If you have special user features that you’d like to tweak in your own WordPress install, these user role plugins are up to snuff!

If you have special user features that you’d like to tweak in your own WordPress install, these user role plugins are up to snuff!

User Role Editor

The User Role Editor plugin by Vladimir Garagulya lets you toggle capabilities on user roles with a simple click of the checkbox. You can also add custom roles, either from a blank slate or as a copy of an existing one. Other nifty features include multi-site support and removing leftover capabilities from uninstalled plugins. For even more customizability, a Pro version is available for purchase.

WPFront User Role Editor

WPFront User Role Editor by Syam Mohan offers role management functionality, as well as changing the default role in the system. It also has basic login redirection, multiple role assignment, and permissions for widgets and navigation. Pro-level features are available in its premium version.
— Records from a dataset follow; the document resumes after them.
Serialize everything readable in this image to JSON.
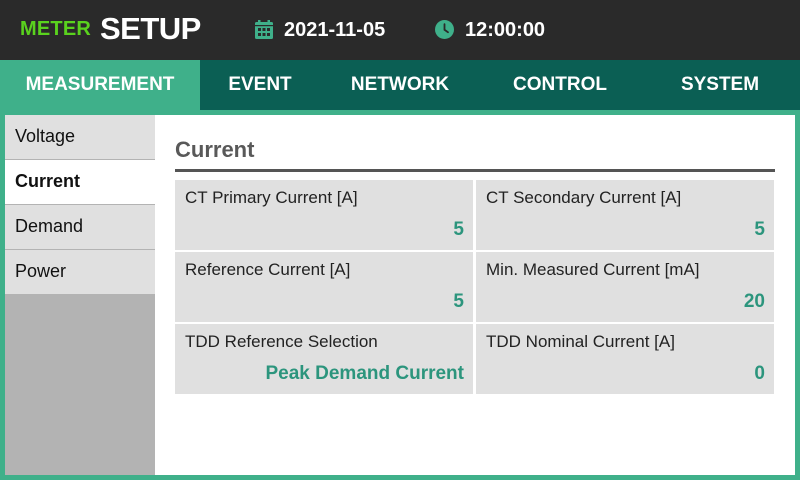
{
  "header": {
    "brand_small": "METER",
    "brand_large": "SETUP",
    "date": "2021-11-05",
    "time": "12:00:00",
    "date_icon": "calendar-icon",
    "time_icon": "clock-icon"
  },
  "tabs": [
    {
      "label": "MEASUREMENT",
      "active": true
    },
    {
      "label": "EVENT",
      "active": false
    },
    {
      "label": "NETWORK",
      "active": false
    },
    {
      "label": "CONTROL",
      "active": false
    },
    {
      "label": "SYSTEM",
      "active": false
    }
  ],
  "sidebar": {
    "items": [
      {
        "label": "Voltage",
        "active": false
      },
      {
        "label": "Current",
        "active": true
      },
      {
        "label": "Demand",
        "active": false
      },
      {
        "label": "Power",
        "active": false
      }
    ]
  },
  "section": {
    "title": "Current",
    "fields": [
      {
        "label": "CT Primary Current [A]",
        "value": "5"
      },
      {
        "label": "CT Secondary Current [A]",
        "value": "5"
      },
      {
        "label": "Reference Current [A]",
        "value": "5"
      },
      {
        "label": "Min. Measured Current [mA]",
        "value": "20"
      },
      {
        "label": "TDD Reference Selection",
        "value": "Peak Demand Current"
      },
      {
        "label": "TDD Nominal Current [A]",
        "value": "0"
      }
    ]
  },
  "colors": {
    "header_bg": "#2a2a2a",
    "brand_green": "#5ad21e",
    "accent": "#3fb08a",
    "tabbar_bg": "#0b5f54",
    "value_text": "#2c957d",
    "field_bg": "#e0e0e0"
  }
}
User Roles and Capabilities

User Roles and Capabilities by mahabub lets you create, rename, clone, and delete user roles, as well as import/export both roles and capabilities. It also boasts of single-screen interaction to get all your user editing tasks done in one place.

Members

Members by Justin Tadlock offers additional tools besides role and capabilities management, such as shortcodes for hiding content from certain roles or capabilities, widgets for login and displaying users, and private site features. Additional add-ons are also on sale for a one-time fee or a membership fee.

Remove Dashboard Access

Remove Dashboard Access by Drew Jaynes is all about specifically restricting access to certain roles or capabilities, and lets you set a page redirect if they don’t meet the settings. Despite this, you can also still allow all users to edit their profiles in the WordPress Dashboard.

New User Approve

New User Approve by Josh Harrison lets administrator-level users decide whether a user who’s registered may be approved or denied. Only approved users can log in to the Dashboard.

Editorial Access Manager

Editorial Access Manager by Taylor Lovett lets you manage the capabilities of users specifically in regard to posts. It’s particularly useful for instances where a user needs to edit a certain post only for a while.